Набор блоков предсказуемый, как тексты русских рок-групп: алкоголи, кодекс неформала, лирические отступления размером в главу, пластинки, «очередной шедевр Райт-Ковалевой», математические олимпиады, стальной браслет «Славы», сленг, много слов на английском и псевдоанглийском языке… «Шизгара» – это не совсем то, что строчка «Yeah, baby, she’s got it», – это настроение семидесятых в СССР, что-то вроде свинга для Парижа 60-х; Zeitgeist, воплощенный скорее в музыке, чем в чем-либо еще.

Роман не то что тотально смешной, но тотально остроумный, и это именно англосаксонская ирония – пусть с хохмаческо-мэнээсовскими обертонами, пусть слишком сибирская, – но это гораздо ближе к сибирскому Нику Хорнби, чем к сибирскому валенку.

Может быть, если б роман издали книгой в 1989-м, он стал бы таким же терминатором, как «Асса»; но проворонили, и теперь это просто железяка фигурного литья, крупнотоннажная махина, которую сдвинет с места разве что бульдозер; монумент языку, стилю, эпохе – и великому заблуждению. Заблуждению поколения, стремившегося на нерест западной рок-культуры – и упустившего время для собственного творчества; какое колоссально ложное движение – в Новосибирск, в Москву, в Лондон; какая колоссальная неэкономность. Это роман про людей, которые фатально не угадали. «Шизгара» кончается сценой из 1986-го – когда герой обнаруживает, что в Москве можно свободно купить пластинку «The Beatles», и берет себе «Вечер трудного дня» на все; это ведь очень плохой гешефт – но кто может сказать, что это плохой финал?

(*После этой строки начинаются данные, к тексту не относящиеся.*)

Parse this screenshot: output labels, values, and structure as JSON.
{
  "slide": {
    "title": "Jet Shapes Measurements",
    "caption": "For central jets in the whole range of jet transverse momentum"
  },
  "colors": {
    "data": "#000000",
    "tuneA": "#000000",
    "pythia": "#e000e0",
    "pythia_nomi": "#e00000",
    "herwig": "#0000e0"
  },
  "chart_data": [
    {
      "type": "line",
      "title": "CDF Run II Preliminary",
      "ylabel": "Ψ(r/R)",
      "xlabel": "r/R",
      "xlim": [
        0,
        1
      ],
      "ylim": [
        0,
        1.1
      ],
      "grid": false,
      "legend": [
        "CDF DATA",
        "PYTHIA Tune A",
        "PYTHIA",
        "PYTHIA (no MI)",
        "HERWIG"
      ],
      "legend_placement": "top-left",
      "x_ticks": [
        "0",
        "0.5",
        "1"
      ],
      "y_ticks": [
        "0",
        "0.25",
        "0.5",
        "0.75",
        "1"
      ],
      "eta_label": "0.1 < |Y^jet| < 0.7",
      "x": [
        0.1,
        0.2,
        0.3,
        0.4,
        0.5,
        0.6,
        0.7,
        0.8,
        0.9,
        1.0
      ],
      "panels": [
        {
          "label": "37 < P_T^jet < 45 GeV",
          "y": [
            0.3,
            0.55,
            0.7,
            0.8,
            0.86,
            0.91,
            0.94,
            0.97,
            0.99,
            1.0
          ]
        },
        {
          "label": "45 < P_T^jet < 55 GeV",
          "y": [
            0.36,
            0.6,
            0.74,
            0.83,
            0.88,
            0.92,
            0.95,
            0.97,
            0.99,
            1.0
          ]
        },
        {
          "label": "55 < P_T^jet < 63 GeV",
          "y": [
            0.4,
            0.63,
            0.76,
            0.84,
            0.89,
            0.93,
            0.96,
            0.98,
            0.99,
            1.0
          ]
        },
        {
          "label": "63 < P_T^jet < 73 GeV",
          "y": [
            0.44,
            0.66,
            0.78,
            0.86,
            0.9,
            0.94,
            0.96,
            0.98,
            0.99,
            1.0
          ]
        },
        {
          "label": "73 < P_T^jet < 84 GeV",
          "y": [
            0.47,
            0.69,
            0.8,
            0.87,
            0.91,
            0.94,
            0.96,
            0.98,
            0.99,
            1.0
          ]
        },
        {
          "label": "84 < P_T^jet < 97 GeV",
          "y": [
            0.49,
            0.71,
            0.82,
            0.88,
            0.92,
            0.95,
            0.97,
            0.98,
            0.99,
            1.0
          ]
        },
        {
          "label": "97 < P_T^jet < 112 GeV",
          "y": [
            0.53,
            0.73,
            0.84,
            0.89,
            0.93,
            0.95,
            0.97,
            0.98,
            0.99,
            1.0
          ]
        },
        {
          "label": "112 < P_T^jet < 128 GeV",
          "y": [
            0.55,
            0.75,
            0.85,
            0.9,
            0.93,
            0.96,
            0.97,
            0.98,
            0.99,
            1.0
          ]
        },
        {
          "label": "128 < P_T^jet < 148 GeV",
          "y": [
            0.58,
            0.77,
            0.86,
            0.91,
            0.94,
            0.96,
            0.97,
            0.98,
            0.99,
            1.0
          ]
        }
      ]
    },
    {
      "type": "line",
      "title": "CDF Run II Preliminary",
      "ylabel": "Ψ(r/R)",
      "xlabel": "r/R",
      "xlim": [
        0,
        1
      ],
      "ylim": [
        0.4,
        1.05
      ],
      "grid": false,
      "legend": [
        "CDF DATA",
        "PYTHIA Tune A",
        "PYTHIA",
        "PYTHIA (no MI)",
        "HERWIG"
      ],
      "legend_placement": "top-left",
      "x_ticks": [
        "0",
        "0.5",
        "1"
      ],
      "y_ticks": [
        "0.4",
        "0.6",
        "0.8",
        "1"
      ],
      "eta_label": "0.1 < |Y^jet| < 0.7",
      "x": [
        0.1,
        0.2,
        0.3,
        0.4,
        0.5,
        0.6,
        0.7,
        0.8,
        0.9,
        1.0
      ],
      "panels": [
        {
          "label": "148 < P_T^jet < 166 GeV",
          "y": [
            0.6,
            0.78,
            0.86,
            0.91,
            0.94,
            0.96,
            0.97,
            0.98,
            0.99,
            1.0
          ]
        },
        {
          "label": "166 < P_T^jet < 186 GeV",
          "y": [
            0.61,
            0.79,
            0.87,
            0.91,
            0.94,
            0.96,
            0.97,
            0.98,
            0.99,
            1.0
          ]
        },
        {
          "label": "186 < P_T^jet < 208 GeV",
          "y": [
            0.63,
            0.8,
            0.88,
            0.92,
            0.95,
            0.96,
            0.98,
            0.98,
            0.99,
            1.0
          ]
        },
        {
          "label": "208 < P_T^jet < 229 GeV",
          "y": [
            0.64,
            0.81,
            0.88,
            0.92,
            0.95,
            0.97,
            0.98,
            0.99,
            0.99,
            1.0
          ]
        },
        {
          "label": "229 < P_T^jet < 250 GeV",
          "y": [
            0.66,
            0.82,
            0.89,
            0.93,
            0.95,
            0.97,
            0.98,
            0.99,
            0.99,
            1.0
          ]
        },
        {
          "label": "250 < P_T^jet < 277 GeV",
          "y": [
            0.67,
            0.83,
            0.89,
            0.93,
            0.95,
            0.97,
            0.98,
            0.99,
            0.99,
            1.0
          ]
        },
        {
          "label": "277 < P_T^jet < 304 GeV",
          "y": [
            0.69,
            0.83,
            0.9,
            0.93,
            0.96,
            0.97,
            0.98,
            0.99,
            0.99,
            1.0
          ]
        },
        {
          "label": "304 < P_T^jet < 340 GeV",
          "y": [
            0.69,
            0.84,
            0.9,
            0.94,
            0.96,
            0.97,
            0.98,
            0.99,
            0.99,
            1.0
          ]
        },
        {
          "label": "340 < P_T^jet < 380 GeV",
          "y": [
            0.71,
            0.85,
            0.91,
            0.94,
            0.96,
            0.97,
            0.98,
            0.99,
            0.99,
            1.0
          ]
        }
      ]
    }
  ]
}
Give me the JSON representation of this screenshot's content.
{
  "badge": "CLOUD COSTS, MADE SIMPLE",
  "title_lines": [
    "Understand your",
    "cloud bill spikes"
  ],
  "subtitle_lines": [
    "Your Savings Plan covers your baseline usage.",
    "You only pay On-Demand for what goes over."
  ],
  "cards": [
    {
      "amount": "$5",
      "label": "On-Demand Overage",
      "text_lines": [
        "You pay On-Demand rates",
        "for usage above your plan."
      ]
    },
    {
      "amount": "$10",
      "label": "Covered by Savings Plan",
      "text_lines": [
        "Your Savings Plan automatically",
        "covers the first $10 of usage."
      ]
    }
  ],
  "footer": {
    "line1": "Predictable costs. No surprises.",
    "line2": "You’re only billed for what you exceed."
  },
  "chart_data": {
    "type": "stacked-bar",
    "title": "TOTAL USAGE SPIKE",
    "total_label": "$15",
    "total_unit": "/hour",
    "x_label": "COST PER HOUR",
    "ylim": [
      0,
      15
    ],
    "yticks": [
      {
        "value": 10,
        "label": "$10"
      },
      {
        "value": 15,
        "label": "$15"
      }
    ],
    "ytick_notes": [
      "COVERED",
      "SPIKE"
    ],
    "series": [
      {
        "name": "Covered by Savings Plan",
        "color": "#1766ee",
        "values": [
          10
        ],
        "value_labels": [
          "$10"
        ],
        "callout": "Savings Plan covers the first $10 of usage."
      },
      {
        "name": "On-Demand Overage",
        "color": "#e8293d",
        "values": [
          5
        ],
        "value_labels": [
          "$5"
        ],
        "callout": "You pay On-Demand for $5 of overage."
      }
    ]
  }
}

Идеологический анахронизм, слишком пышный, кишащий непереваренными цитатами от Пушкина до «The Doors», вдвое больший по размерам, чем стандартные романы нулевых, да еще посвященный тому, чего нет, нет, нет.

Трудно советовать кому-нибудь, кроме Севы Новгородцева и Маргариты Пушкиной, взяться за этот идеологический анахронизм, слишком пышный, кишащий непереваренными цитатами от Пушкина до «The Doors», вдвое больший по размерам, чем стандартные романы нулевых, да еще посвященный тому, чего нет, нет, нет. Роман виртуозный – это такая же поэма, как «Мертвые души», и такой же роман в стихах, как «Онегин» (или просто вещь, где доминирует стиль), но роман по большей части состоит из фраз такого рода: «Несколько часов спустя, около полудня, когда под звяканье подстаканников проводник купейного вагона скорого поезда Южносибирск – Москва Сережа Кулинич по прозвищу Винт с ленивой любезностью сообщил заглянувшему в его тесный служебный пенал пассажиру: „Барабинск, стоянка десять минут“, – в этот самый момент, когда Мишка Грачик, наглотавшись гордо раздирающего благовонного дыма, сидел, тяжелую, кайфа, правда, с первого раза не словившую, голову положив на плечо Бочкаря, Эбби Роуда, в этот самый момент в трехстах километрах к востоку Саша Мельников впервые за утро остался один»; трудно сказать, следует ли, зная о том, что нам предстоит, мчаться в книжный, чтобы взять «Шизгар» на все.